Der Kläger ist seit 1995 zur vertragsärztlichen Versorgung zugelassener Nervenarzt in Hamburg. Im streitigen Quartal betrieb er eine Gemeinschaftspraxis mit dem Neurologen Dr. B ... Diese wurde durch Auflösungsvertrag vom 19. August 1998 zum 30. September 1998 aufgelöst. Gleichzeitig trat Dr. B. alle aus der Gemeinschaftspraxis herrührenden Ansprüche gegen die Beklagte an den Kläger ab. Mit Bescheid vom 16. Juli 1999 berichtigte die Beklagte das Honorar für das Quartal 3/98 um einen als Sachkosten geltend gemachten Betrag in Höhe von 600,04 DM (= 306,80 EUR) für die Verwendung von Einmal-EMG-Nadeln in Rahmen durchgeführter elektromyografischer Untersuchungen. Den Behandlungsausweisen sei zu entnehmen, dass neben den elektromyografischen Leistungen Sachkosten für Einmal-EMG-Nadeln abgerechnet wurden. Jedoch seien derartige Kosten nach den Allgemeinen Bestimmungen des Einheitlichen Bewertungsmaßstabes (EBM) A 1. Teil A Nr. 2 mit den in Ansatz gebrachten Gebührennummern bereits abgegolten. Hiergegen erhob der Kläger Widerspruch und führte zur Begründung aus, Einmal-EMG-Nadeln seien wie Materialien abzurechnen, die nach der Anwendung verbraucht seien und somit nach Teil A 1 Absatz 4 EBM zu ersetzen, zumal die Verwendung von Mehrfach–Nadeln nicht mehr zeitgemäß sei.
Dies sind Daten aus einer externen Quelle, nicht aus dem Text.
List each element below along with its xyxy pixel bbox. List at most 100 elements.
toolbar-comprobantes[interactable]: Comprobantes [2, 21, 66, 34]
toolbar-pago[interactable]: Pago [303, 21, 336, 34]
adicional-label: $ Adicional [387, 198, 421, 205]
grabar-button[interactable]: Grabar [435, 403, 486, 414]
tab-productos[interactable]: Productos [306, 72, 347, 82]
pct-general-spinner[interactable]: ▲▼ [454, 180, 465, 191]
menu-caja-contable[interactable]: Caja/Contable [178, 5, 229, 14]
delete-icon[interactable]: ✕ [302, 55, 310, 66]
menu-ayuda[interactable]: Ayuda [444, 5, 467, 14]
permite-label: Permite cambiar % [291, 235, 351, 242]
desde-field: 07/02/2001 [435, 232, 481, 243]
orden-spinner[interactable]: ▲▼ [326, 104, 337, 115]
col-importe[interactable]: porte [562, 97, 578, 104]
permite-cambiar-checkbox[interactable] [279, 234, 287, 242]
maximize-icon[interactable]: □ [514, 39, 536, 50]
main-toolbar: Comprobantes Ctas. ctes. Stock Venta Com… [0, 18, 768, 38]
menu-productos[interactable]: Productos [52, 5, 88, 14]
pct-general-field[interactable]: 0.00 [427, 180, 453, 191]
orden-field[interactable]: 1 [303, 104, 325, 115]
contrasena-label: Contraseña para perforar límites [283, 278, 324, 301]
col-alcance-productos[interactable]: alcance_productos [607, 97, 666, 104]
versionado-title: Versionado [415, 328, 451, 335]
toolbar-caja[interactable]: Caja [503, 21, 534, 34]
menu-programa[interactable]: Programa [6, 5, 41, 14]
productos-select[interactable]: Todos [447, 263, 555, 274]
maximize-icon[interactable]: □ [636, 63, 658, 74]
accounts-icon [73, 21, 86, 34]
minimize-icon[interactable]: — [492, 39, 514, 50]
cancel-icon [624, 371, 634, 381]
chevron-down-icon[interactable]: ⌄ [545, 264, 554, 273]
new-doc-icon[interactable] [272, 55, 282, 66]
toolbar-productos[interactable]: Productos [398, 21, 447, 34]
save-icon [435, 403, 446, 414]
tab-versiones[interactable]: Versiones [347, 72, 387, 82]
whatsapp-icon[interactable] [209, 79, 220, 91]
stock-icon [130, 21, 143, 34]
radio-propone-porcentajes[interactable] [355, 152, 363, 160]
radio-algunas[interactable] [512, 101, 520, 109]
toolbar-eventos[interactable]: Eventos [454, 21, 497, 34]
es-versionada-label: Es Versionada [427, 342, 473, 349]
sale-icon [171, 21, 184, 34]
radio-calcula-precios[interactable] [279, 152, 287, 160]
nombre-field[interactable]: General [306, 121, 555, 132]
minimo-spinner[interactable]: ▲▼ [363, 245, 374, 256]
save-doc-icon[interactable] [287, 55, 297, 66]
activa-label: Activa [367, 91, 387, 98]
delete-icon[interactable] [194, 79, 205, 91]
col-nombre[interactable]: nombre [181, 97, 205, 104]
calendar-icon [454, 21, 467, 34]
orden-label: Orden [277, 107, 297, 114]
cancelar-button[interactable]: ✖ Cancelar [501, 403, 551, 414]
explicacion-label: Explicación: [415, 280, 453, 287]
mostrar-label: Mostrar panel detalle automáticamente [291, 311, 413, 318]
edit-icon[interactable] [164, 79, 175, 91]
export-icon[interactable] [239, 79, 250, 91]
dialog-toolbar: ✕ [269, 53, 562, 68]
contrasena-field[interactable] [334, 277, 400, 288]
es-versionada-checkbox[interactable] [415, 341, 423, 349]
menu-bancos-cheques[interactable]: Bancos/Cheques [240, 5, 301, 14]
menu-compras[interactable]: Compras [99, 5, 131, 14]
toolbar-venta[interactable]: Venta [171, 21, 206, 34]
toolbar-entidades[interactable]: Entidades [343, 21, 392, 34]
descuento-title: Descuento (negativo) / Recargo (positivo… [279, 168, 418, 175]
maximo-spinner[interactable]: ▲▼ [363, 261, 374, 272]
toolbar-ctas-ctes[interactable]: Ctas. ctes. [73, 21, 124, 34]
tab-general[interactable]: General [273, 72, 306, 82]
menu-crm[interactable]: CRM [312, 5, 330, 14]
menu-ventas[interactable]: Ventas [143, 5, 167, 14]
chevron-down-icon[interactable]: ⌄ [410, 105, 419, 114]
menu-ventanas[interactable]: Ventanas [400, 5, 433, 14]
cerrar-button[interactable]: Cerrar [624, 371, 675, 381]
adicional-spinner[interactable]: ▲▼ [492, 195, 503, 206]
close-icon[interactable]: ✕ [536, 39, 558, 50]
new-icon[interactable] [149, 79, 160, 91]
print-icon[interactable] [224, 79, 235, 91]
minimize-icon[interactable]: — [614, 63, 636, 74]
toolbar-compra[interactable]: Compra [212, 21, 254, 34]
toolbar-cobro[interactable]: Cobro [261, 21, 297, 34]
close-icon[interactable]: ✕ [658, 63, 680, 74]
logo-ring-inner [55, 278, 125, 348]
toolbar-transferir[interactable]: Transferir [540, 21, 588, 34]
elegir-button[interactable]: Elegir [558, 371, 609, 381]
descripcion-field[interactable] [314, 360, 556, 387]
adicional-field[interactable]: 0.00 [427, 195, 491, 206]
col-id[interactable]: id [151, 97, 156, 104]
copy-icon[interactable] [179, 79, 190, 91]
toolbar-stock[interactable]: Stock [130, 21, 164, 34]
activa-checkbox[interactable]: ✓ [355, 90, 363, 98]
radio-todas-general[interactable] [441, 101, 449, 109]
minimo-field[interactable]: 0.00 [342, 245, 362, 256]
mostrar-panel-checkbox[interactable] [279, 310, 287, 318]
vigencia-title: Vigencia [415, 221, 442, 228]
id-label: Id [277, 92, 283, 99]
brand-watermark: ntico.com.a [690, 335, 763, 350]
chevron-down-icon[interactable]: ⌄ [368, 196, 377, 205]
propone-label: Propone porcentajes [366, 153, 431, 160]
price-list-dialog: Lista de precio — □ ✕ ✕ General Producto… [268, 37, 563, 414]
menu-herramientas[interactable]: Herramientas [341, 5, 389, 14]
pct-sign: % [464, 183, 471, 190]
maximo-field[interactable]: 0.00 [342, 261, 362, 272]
Mittlerweile seien die Einmal-Nadeln auch zu einem akzeptablen Preis von ca. 11,- DM zu beziehen. Sie seien absolut steril und dadurch sicherer und ihre Verwendung gewährleiste ein einwandfreies neurophysiologisches Ergebnis. Mehrfachnadeln müssten nach 10 Anwendungen nachgeschliffen und aufwändig sterilisiert werden. Die Beklagte wies den Widerspruch mit Widerspruchsbescheid vom 28. August 2002 unter Hinweis darauf zurück, dass die Bestimmungen des EBM einen Sachkostenersatz insoweit nicht vorsähen.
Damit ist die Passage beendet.